I want to know how many items are in my dynamodb table. From the API guide, one way to do it is using a scan as follows:
Here's how I get the exact item count on my billion records DynamoDB table:
hive>
set dynamodb.throughput.write.percent = 1;
set dynamodb.throughput.read.percent = 1;
set hive.execution.engine = mr;
set mapreduce.reduce.speculative=false;
set mapreduce.map.speculative=false;
CREATE EXTERNAL TABLE dynamodb_table (`ID` STRING,`DateTime` STRING,`ReportedbyName` STRING,`ReportedbySurName` STRING,`Company` STRING,`Position` STRING,`Country` STRING,`MailDomain` STRING) STORED BY 'org.apache.hadoop.hive.dynamodb.DynamoDBStorageHandler' TBLPROPERTIES ("dynamodb.table.name" = "BillionData", "dynamodb.column.mapping" = "ID:ID,DateTime:DateTime,ReportedbyName:ReportedbyName,ReportedbySurName:ReportedbySurName,Company:Company,Position:Position,Country:Country,MailDomain:MailDomain");
SELECT count(*) FROM dynamodb_table;
*You should have a EMR cluster, which comes installed with Hive and DynamoDB record Handler.
*With this command, DynamoDB handler on the hive issues "PARALLEL SCANS" with multiple Mapreduce mappers(AKA Workers) working on different partitions to get the count.
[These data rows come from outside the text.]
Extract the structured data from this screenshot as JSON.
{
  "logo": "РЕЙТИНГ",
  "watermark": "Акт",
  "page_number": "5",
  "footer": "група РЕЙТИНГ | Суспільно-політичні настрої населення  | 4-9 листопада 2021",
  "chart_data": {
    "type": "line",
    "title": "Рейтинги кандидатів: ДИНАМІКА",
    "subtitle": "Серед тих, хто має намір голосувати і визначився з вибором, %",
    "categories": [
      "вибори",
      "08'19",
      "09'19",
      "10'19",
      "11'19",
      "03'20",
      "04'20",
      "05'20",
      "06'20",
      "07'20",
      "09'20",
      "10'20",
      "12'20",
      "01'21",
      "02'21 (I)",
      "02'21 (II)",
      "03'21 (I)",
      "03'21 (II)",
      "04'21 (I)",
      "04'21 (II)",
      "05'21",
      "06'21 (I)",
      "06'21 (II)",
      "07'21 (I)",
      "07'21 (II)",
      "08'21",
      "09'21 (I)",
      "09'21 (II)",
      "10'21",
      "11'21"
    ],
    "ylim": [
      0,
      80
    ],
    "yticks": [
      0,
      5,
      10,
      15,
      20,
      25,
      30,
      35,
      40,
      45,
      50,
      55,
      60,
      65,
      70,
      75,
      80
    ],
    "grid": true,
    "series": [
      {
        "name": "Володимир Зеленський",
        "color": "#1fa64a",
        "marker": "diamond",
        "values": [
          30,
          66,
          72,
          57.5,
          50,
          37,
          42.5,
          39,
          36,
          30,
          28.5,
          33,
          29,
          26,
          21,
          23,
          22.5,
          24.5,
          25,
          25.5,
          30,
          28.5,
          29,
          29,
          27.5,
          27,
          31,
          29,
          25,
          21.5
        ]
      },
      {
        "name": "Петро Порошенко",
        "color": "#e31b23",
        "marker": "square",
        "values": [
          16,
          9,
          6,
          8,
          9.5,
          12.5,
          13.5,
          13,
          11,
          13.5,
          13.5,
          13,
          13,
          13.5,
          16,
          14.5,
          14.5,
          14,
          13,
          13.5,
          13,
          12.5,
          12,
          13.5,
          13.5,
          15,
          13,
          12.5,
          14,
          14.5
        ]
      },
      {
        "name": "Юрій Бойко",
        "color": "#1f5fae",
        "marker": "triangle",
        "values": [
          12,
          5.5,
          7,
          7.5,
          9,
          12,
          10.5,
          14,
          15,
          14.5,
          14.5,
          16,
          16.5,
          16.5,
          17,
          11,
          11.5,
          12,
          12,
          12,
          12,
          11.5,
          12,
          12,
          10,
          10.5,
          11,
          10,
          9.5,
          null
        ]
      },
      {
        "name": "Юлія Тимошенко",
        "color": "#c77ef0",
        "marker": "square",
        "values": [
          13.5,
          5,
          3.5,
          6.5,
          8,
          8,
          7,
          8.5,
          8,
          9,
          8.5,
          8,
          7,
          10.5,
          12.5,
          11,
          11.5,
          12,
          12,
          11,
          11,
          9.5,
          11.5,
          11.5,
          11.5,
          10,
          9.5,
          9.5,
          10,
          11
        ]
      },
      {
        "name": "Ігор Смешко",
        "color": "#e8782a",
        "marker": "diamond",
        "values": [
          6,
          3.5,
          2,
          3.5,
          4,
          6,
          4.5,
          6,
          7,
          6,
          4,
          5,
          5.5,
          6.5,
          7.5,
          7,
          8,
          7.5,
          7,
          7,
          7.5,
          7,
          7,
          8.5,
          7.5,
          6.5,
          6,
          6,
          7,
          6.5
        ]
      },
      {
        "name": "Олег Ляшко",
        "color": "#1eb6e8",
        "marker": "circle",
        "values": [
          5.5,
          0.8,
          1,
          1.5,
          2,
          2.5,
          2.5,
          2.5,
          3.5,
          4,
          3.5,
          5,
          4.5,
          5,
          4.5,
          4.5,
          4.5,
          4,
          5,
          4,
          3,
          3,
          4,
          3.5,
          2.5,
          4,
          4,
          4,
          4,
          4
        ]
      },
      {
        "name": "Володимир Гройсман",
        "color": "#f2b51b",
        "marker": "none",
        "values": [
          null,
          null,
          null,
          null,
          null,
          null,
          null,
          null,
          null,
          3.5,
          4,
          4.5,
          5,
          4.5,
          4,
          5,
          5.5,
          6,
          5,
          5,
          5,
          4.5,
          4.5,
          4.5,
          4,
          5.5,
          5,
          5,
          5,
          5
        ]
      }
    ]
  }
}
This will be much efficient and faster than normal scans.
*You must be willing to bump up Read capacity very high for certain period of time.
* On a decent sized(20 node) cluster , With 10000 RCU , it took 15 minutes to get count on billion records Approx.
* New writes on this DDB table during this period will make the count inconsistent.